彼らにとってカードゲームは、食事や睡眠と同じ“生活の一部”なのだろう。私はその異様さに気付きながらも、ただ黙々と料理を口に運ぶしかなかった。本来なら恋さんと情報を整理し合うべき時だったのに、容疑者たちがすぐそばにいる以上、軽率に言葉を交わせるはずがない。
——そう思った矢先。
お二人も、どうですか?
声をかけてきたのは海都だった。場の空気を読む、その自然さ。笑顔の裏に隠された意図を探ろうとしても、容易には掴めない。
えー。皆さんには敵わないですよー。何のゲームをされてるんですかー?
恋さんが声を柔らかくして応じた。その響きに、私は小さな違和感を覚える。媚びたのではない(と、信じたい…)。けれど、意図的に可愛げを忍ばせた声音——私には決して真似できない。
羨望と拒絶。その相反する感情が、胸の奥で静かにせめぎ合ったのか…いや、それとも最初から受け入れる気だったのかも知れない。
結局、恋さんはそのまま輪に加わり、"コントラクトブリッジ"に挑んだ。世界三大カードゲームの一つ。しかし、複雑なルールを前に、彼女はすぐに私に席を譲った。
"捜査の一環"と言われれば、断る理由はない。渋々カードを握った私だったが、いつの間にか、誰よりも真剣に向き合っていた。負けず嫌いの性分が顔を出し、次第に熱が入る。結果として、私のペアは一度も敗けなかった。
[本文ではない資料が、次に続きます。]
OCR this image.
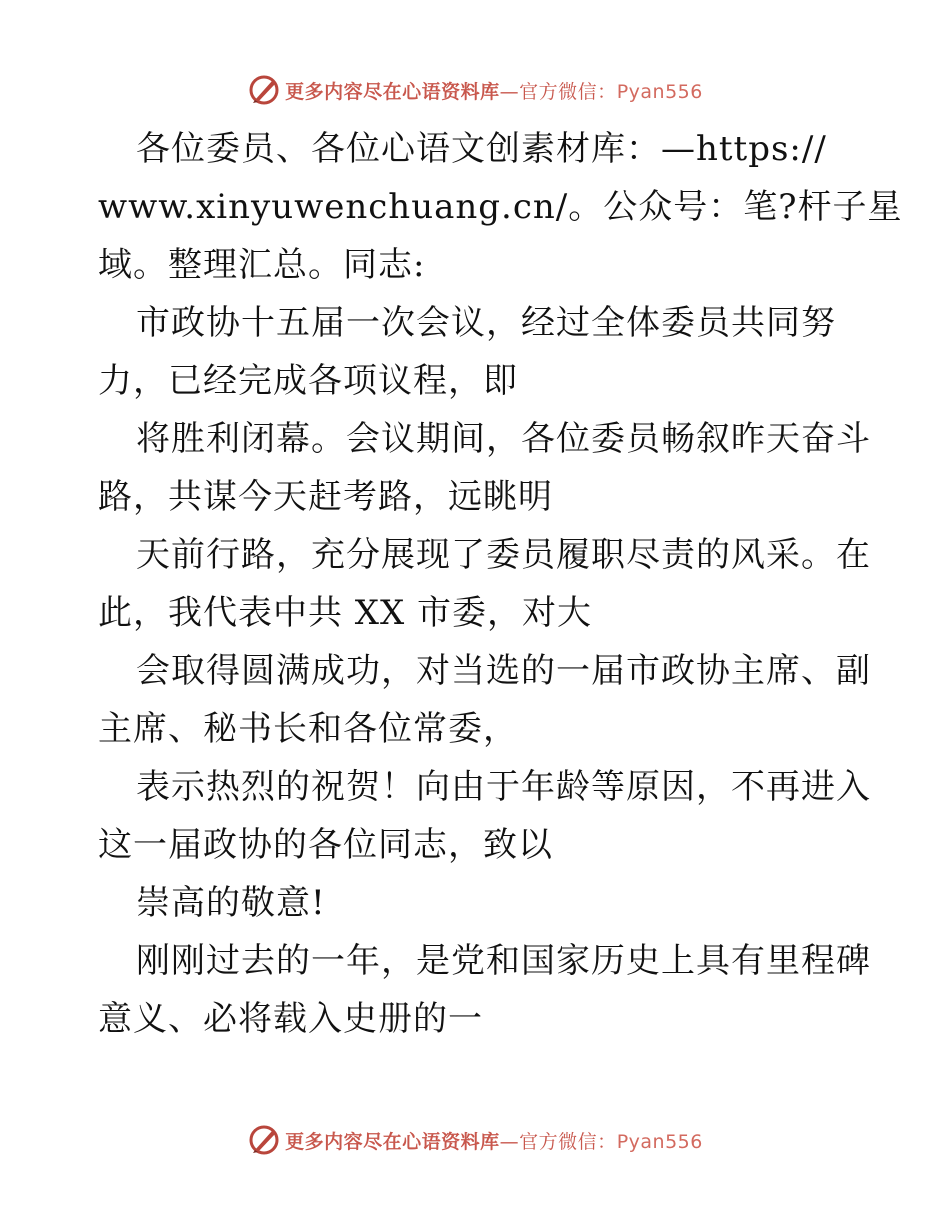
更多内容尽在心语资料库—官方微信：Pyan556
各位委员、各位心语文创素材库：—https://
www.xinyuwenchuang.cn/。公众号：笔?杆子星
域。整理汇总。同志:
市政协十五届一次会议，经过全体委员共同努
力，已经完成各项议程，即
将胜利闭幕。会议期间，各位委员畅叙昨天奋斗
路，共谋今天赶考路，远眺明
天前行路，充分展现了委员履职尽责的风采。在
此，我代表中共 XX 市委，对大
会取得圆满成功，对当选的一届市政协主席、副
主席、秘书长和各位常委，
表示热烈的祝贺！向由于年龄等原因，不再进入
这一届政协的各位同志，致以
崇高的敬意!
刚刚过去的一年，是党和国家历史上具有里程碑
意义、必将载入史册的一
更多内容尽在心语资料库—官方微信：Pyan556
偶然ではなく、確かな手応えがあった。
未凪ちゃんって、頭いいんだね。初めてなのにもう掴んでる。大学生になったらぜひうちに来なよ!……って、その頃には俺、卒業してるかもだけど、ははっ。
藍時の軽い口調が、勝利の余韻を冷たく削ぎ落とす。下の名前を呼ばれることを、私は一度たりとも許可した覚えがない。その一言だけで、胸に氷の棘が突き刺さる。
私が無表情のまま彼をやり過ごすと、恋さんが巧みに場を繋いでくれた。自然に人の輪に入り込み、すぐに馴染み空気を和らげる。その能力は、この仕事において大きく貢献する。
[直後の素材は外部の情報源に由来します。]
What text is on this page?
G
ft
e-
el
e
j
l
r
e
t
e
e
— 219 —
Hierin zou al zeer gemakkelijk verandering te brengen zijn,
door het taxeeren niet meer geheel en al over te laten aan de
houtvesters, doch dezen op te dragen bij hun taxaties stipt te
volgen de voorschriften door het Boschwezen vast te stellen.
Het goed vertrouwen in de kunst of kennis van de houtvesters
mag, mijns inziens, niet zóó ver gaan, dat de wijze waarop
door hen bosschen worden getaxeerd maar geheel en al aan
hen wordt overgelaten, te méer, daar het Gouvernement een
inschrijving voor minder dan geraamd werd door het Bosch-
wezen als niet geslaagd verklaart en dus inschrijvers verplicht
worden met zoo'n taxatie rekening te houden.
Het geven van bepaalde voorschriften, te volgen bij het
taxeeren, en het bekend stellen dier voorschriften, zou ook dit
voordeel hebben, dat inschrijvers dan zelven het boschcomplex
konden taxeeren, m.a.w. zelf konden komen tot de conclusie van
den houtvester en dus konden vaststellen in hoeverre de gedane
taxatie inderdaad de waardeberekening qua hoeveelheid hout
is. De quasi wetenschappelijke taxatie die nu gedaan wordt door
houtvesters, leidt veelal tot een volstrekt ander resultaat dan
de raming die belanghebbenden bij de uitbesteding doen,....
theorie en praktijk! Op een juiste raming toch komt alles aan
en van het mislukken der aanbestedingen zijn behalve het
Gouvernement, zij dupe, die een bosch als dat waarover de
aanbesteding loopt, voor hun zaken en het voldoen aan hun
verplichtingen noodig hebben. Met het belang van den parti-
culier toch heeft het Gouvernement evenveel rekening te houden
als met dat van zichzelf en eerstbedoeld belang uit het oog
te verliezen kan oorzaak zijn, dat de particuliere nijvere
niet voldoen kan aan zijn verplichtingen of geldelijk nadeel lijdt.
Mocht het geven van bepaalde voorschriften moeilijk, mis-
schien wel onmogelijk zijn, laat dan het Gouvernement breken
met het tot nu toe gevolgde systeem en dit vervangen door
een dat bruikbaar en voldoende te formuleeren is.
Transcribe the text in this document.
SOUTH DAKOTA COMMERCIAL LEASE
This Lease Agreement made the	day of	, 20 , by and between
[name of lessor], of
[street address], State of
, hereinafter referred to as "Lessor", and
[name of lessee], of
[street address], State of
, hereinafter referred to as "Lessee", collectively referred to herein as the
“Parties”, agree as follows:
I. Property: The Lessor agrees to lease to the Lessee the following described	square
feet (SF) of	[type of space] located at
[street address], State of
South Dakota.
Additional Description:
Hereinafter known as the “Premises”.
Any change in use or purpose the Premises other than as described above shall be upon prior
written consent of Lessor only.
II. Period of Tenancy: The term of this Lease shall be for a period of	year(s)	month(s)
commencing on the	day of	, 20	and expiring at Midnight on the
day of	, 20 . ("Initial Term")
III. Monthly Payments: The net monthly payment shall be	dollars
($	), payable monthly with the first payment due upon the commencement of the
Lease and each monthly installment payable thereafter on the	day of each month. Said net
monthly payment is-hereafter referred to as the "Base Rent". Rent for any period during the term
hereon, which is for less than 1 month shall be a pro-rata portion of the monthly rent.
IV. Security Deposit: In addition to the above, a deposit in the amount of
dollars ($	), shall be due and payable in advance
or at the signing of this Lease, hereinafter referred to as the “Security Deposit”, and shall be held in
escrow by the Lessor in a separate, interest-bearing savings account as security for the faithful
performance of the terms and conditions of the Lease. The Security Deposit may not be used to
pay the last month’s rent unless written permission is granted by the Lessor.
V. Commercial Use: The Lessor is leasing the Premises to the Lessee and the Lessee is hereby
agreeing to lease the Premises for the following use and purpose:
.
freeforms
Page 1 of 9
私は、人づきあいが得意な方ではない。数少ない友人に救われ、辛うじて高校では孤立せずに済んでいるが…
だからこそ、この場面では恋さんに救われた。カードゲームを通じて、私たちは徐々に同好会の輪に溶け込み、そして会話の端々から、いくつかの興味深い情報を拾い上げることができたのだ。